Towers of comfort
Wind Towers* is a state-of-the-art guide to using towers for cooling buildings. Though published in Academy Editions' Detail in Building series, the guide offers a large measure of practicality as well as the normal visual inspiration. Though a few illustrations appear to have suffered in the printing, the guide is well illustrated and written in an architect- friendly way.
Wind towers are presented as a means of reducing reliance on mechanical ventilation and air conditioning. Wind scoops also get a look in; stack- effect ventilation appears only as part of hybrid systems with wind towers. This focus on one technological solution rather than a functional design topic - such as overall passive cooling or ventilation - arises because the guide is a by-product of research exploring the
use of wind energy for ventilation. The research project by Battle McCarthy and Imperial College Aeronautical Department was partly funded by detr.
Designers are reminded of the wider picture, of ways to use building form and shading to limit heat build-up. These are usually crucial since wind towers are rarely likely to provide a surfeit of cooling. In some cases hybrid systems will be needed, with mechanical ventilation or cooling provided for the most demanding times of the year or parts of the building.
In general, a wind tower is an air-extract flue, open at the top though with some rain protection. Thus it functions for all wind directions. The air inlets to the building may be windows, grilles, concrete pipes or labyrinths in the ground (to pre-cool the air) or wind scoops. Scoops are flues with cowls that point into and catch the wind. Traditional ones were often fixed in direction; but rotating ones aligned by wind vanes make better use of variable uk wind directions. Scoops funnel the wind, so introduce it at relatively high velocities. Thus they work best for high-ceilinged, large-volume spaces. This air movement can give some sense of contact with outside conditions. The malls of Bluewater Shopping Centre at Dartford are a recent example.
Towers in context
Having described the basics of wind in climatic design and illustrated traditional precedents for differing climates, the guide goes on to discuss design issues, such as:
climate and microclimate, how the wind blows, using stack ventilation when its doesn't, noise and air pollution
form, fabric and layout to limit heat gains and allow easy air movement
smoke extract and compartmentation
security, notably leaving inlets open for night-time ventilation
simple controls, which may include dynamic regulation of inlet areas
weatherproofing tower tops - a problem not fully resolved
flexibility, for example, the effects on air movement of future cellularisation, or the system's capacity to deal with increased it heat loads
cost implications such as reduced plant and plant space, simple technology, simple controls (except for hybrid systems), reduced operating and maintenance costs.

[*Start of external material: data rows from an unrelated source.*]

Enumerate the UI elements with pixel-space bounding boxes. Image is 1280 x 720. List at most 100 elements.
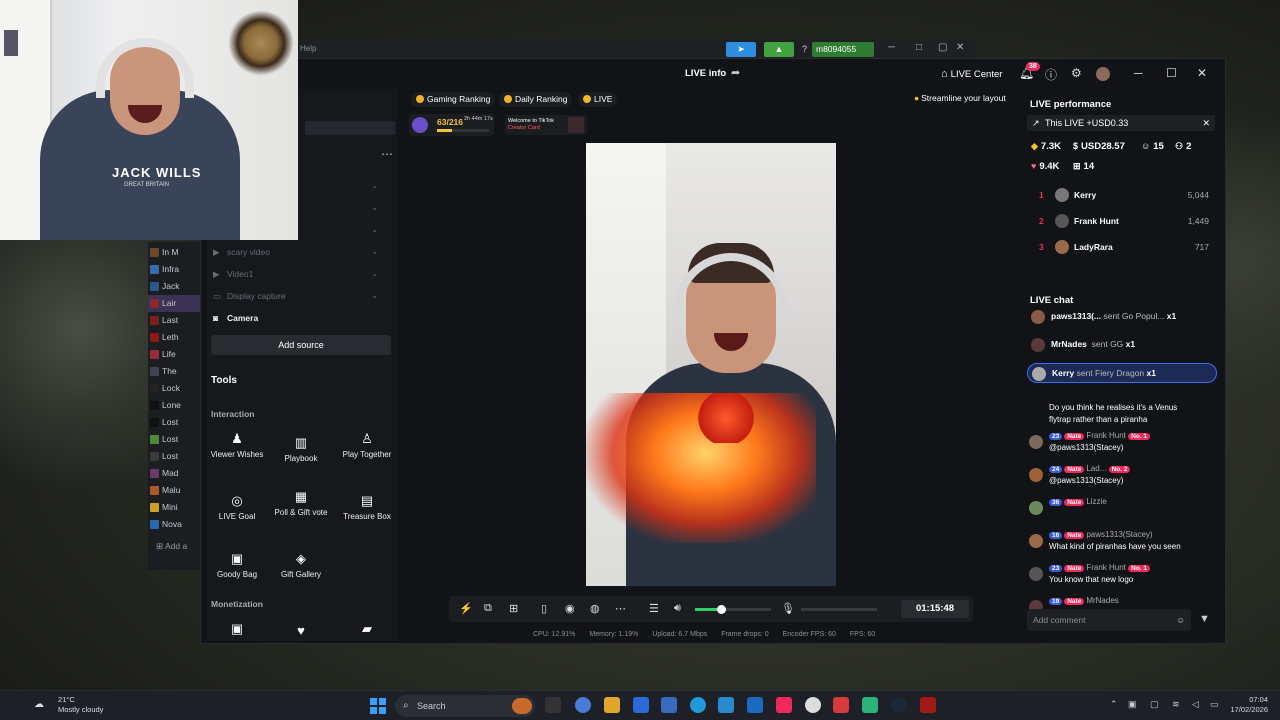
chevron-down-icon[interactable]: ⌄ — [371, 269, 378, 278]
chevron-down-icon[interactable]: ⌄ — [371, 291, 378, 300]
live-progress[interactable]: 63/216 2h 44m 17s — [409, 114, 494, 136]
source-item[interactable]: ◙ Camera — [213, 313, 378, 331]
avatar[interactable] — [1096, 67, 1110, 81]
dropbox-icon[interactable] — [633, 697, 649, 713]
list-item[interactable]: Jack — [148, 278, 200, 295]
wifi-icon[interactable]: ≋ — [1172, 699, 1180, 710]
volume-knob[interactable] — [716, 605, 726, 614]
start-button[interactable] — [370, 698, 386, 714]
add-source-button[interactable]: Add source — [211, 335, 391, 355]
tray-icon[interactable]: ▣ — [1128, 699, 1137, 710]
bell-button[interactable]: ▲ — [764, 42, 794, 57]
list-item[interactable]: In M — [148, 244, 200, 261]
gear-icon[interactable]: ⚙ — [1071, 66, 1082, 80]
list-item[interactable]: Lair — [148, 295, 200, 312]
list-item[interactable]: Life — [148, 346, 200, 363]
chevron-down-icon[interactable]: ⌄ — [371, 203, 378, 212]
source-item[interactable]: ▶ scary video ⌄ — [213, 247, 378, 265]
stream-preview[interactable] — [586, 143, 836, 586]
volume-slider[interactable] — [695, 605, 771, 614]
daily-ranking-button[interactable]: Daily Ranking — [499, 92, 573, 107]
list-item[interactable]: Lost — [148, 431, 200, 448]
help-icon[interactable]: ? — [802, 44, 807, 54]
list-item[interactable]: Malu — [148, 482, 200, 499]
minimize-icon[interactable]: ─ — [1134, 66, 1143, 80]
list-item[interactable]: Lost — [148, 448, 200, 465]
list-item[interactable]: Infra — [148, 261, 200, 278]
weather-widget[interactable]: ☁ 21°C Mostly cloudy — [34, 695, 103, 715]
source-item[interactable]: ▶ Video1 ⌄ — [213, 269, 378, 287]
chevron-up-icon[interactable]: ⌃ — [1110, 699, 1118, 710]
comment-input[interactable]: Add comment ☺ — [1027, 609, 1191, 631]
video-icon[interactable]: ▰ — [337, 621, 397, 636]
more-icon[interactable]: ⋯ — [381, 147, 393, 161]
poll-gift-vote-tool[interactable]: ▦ Poll & Gift vote — [271, 489, 331, 539]
gaming-ranking-button[interactable]: Gaming Ranking — [411, 92, 496, 107]
battery-icon[interactable]: ▭ — [1210, 699, 1219, 710]
layout-icon[interactable]: ⧉ — [484, 602, 492, 615]
camera-settings-icon[interactable]: ◍ — [590, 602, 600, 615]
close-icon[interactable]: ✕ — [1202, 115, 1210, 131]
file-explorer-icon[interactable] — [604, 697, 620, 713]
maximize-icon[interactable]: ▢ — [938, 42, 947, 53]
goody-bag-tool[interactable]: ▣ Goody Bag — [207, 551, 267, 601]
app-icon[interactable] — [718, 697, 734, 713]
maximize-icon[interactable]: □ — [916, 42, 922, 53]
play-together-tool[interactable]: ♙ Play Together — [337, 431, 397, 481]
outlook-icon[interactable] — [747, 697, 763, 713]
scene-tab[interactable] — [305, 121, 395, 135]
list-item[interactable]: Lone — [148, 397, 200, 414]
more-icon[interactable]: ⋯ — [615, 602, 626, 615]
filter-icon[interactable]: ▼ — [1199, 613, 1210, 625]
list-item[interactable]: The — [148, 363, 200, 380]
mixer-icon[interactable]: ☰ — [649, 602, 659, 615]
help-menu[interactable]: Help — [300, 44, 316, 53]
tiktok-icon[interactable] — [776, 697, 792, 713]
top-gifter-row[interactable]: 2 Frank Hunt 1,449 — [1027, 211, 1215, 233]
volume-icon[interactable]: 🔊︎ — [674, 602, 681, 615]
chevron-down-icon[interactable]: ⌄ — [371, 247, 378, 256]
steam-icon[interactable] — [891, 697, 907, 713]
gift-icon[interactable]: ▣ — [207, 621, 267, 636]
edge-icon[interactable] — [690, 697, 706, 713]
streamline-layout-button[interactable]: ● Streamline your layout — [914, 93, 1006, 103]
tray-icon[interactable]: ▢ — [1150, 699, 1159, 710]
list-item[interactable]: Lost — [148, 414, 200, 431]
list-item[interactable]: Mad — [148, 465, 200, 482]
this-live-banner[interactable]: ↗ This LIVE +USD0.33 ✕ — [1027, 115, 1215, 131]
viewer-wishes-tool[interactable]: ♟ Viewer Wishes — [207, 431, 267, 481]
chevron-down-icon[interactable]: ⌄ — [371, 225, 378, 234]
gift-message[interactable]: Kerry sent Fiery Dragon x1 — [1027, 363, 1217, 383]
list-item[interactable]: Mini — [148, 499, 200, 516]
gift-message[interactable]: paws1313(... sent Go Popul... x1 — [1027, 307, 1217, 327]
list-item[interactable]: Lock — [148, 380, 200, 397]
chevron-down-icon[interactable]: ⌄ — [371, 181, 378, 190]
list-item[interactable]: Nova — [148, 516, 200, 533]
record-icon[interactable]: ◉ — [565, 602, 575, 615]
gift-gallery-tool[interactable]: ◈ Gift Gallery — [271, 551, 331, 601]
volume-icon[interactable]: ◁ — [1192, 699, 1199, 710]
top-gifter-row[interactable]: 1 Kerry 5,044 — [1027, 185, 1215, 207]
share-icon[interactable]: ➦ — [731, 66, 740, 79]
account-button[interactable]: m8094055 — [812, 42, 874, 57]
live-center-button[interactable]: ⌂ LIVE Center — [941, 68, 1002, 80]
minimize-icon[interactable]: ─ — [888, 42, 895, 53]
microphone-icon[interactable]: 🎙︎ — [781, 602, 795, 615]
close-icon[interactable]: ✕ — [956, 42, 964, 53]
game-icon[interactable] — [920, 697, 936, 713]
source-item[interactable]: ▭ Display capture ⌄ — [213, 291, 378, 309]
clock[interactable]: 07:04 17/02/2026 — [1228, 695, 1268, 715]
live-ranking-button[interactable]: LIVE — [578, 92, 618, 107]
close-icon[interactable]: ✕ — [1197, 66, 1207, 80]
app-icon[interactable] — [862, 697, 878, 713]
task-view-icon[interactable] — [545, 697, 561, 713]
phone-icon[interactable]: ▯ — [541, 602, 547, 615]
live-goal-tool[interactable]: ◎ LIVE Goal — [207, 493, 267, 543]
add-scene-icon[interactable]: ⊞ — [509, 602, 518, 615]
add-game-button[interactable]: ⊞ Add a — [148, 533, 200, 552]
emoji-icon[interactable]: ☺ — [1176, 609, 1185, 631]
app-icon[interactable] — [833, 697, 849, 713]
playbook-tool[interactable]: ▥ Playbook — [271, 435, 331, 485]
gift-message[interactable]: MrNades sent GG x1 — [1027, 335, 1217, 355]
obs-icon[interactable] — [805, 697, 821, 713]
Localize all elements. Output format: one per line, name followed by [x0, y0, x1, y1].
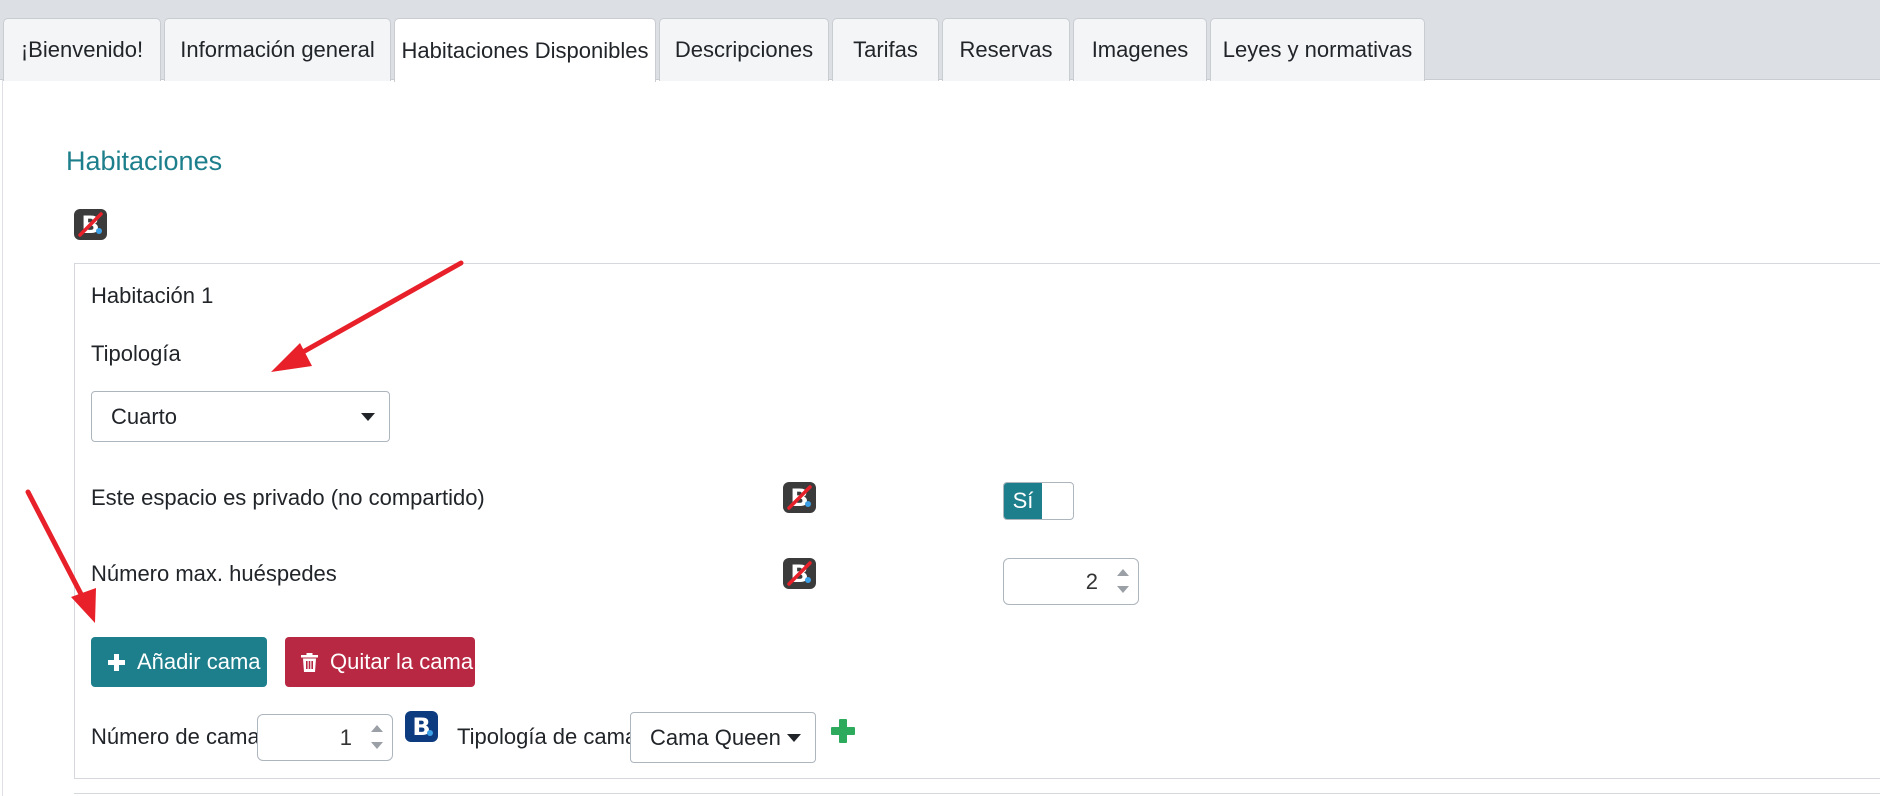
plus-icon [108, 653, 125, 671]
max-guests-label: Número max. huéspedes [91, 561, 337, 586]
green-plus-icon[interactable] [831, 719, 855, 743]
page-border [2, 80, 3, 796]
private-space-label: Este espacio es privado (no compartido) [91, 485, 485, 510]
divider [74, 793, 1880, 794]
tab-label: Leyes y normativas [1222, 37, 1413, 62]
max-guests-input[interactable]: 2 [1003, 558, 1139, 605]
bed-type-label: Tipología de cama [457, 724, 638, 749]
tab-tarifas[interactable]: Tarifas [832, 18, 939, 81]
beds-count-label: Número de camas [91, 724, 271, 749]
bed-type-select[interactable]: Cama Queen [630, 712, 816, 763]
typology-selected-value: Cuarto [111, 403, 178, 429]
tab-habitaciones-disponibles[interactable]: Habitaciones Disponibles [394, 18, 656, 82]
tab-label: Descripciones [674, 37, 814, 62]
stepper-arrows-icon[interactable] [1116, 567, 1130, 597]
stepper-arrows-icon[interactable] [370, 723, 384, 753]
private-space-toggle[interactable]: Sí [1003, 482, 1074, 520]
tab-label: Reservas [959, 37, 1053, 62]
tab-bienvenido[interactable]: ¡Bienvenido! [3, 18, 161, 81]
section-title: Habitaciones [66, 146, 223, 176]
toggle-on-label: Sí [1004, 483, 1042, 519]
tab-descripciones[interactable]: Descripciones [659, 18, 829, 81]
room-title: Habitación 1 [91, 283, 214, 308]
room-card [74, 263, 1880, 779]
trash-icon [301, 652, 318, 672]
booking-icon[interactable]: B [405, 711, 438, 742]
chevron-down-icon [787, 734, 801, 742]
tab-leyes-y-normativas[interactable]: Leyes y normativas [1210, 18, 1425, 81]
typology-label: Tipología [91, 341, 181, 366]
max-guests-value: 2 [1085, 568, 1098, 594]
tab-label: Información general [180, 37, 375, 62]
typology-select[interactable]: Cuarto [91, 391, 390, 442]
beds-count-input[interactable]: 1 [257, 714, 393, 761]
add-bed-button[interactable]: Añadir cama [91, 637, 267, 687]
beds-count-value: 1 [339, 724, 352, 750]
remove-bed-button[interactable]: Quitar la cama [285, 637, 475, 687]
tab-label: Imagenes [1091, 37, 1189, 62]
tab-imagenes[interactable]: Imagenes [1073, 18, 1207, 81]
tab-label: Habitaciones Disponibles [401, 37, 649, 63]
tab-informacion-general[interactable]: Información general [164, 18, 391, 81]
tab-label: Tarifas [853, 37, 918, 62]
bed-type-selected-value: Cama Queen [650, 724, 781, 750]
remove-bed-label: Quitar la cama [330, 649, 474, 674]
chevron-down-icon [361, 413, 375, 421]
tab-reservas[interactable]: Reservas [942, 18, 1070, 81]
tab-bar: ¡Bienvenido! Información general Habitac… [0, 0, 1880, 82]
add-bed-label: Añadir cama [137, 649, 261, 674]
booking-disabled-icon[interactable]: B [783, 482, 816, 513]
booking-disabled-icon[interactable]: B [74, 209, 107, 240]
tab-label: ¡Bienvenido! [20, 37, 144, 62]
booking-disabled-icon[interactable]: B [783, 558, 816, 589]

One issue not touched on is any extra cost of design time for these novel systems.
The guide finishes with 16 brief case studies, mostly projects in progress. Disappointingly, no performance data are given. There are no cases yet of attempts at retrofitting towers to buildings.
Wind towers are not yet mainstream technology, but this guide should help them on their way.
* Wind Towers: Battle McCarthy Consulting Engineers. Academy Editons: Detail in Building series. From John Wiley & Sons. 95pp. £19.99.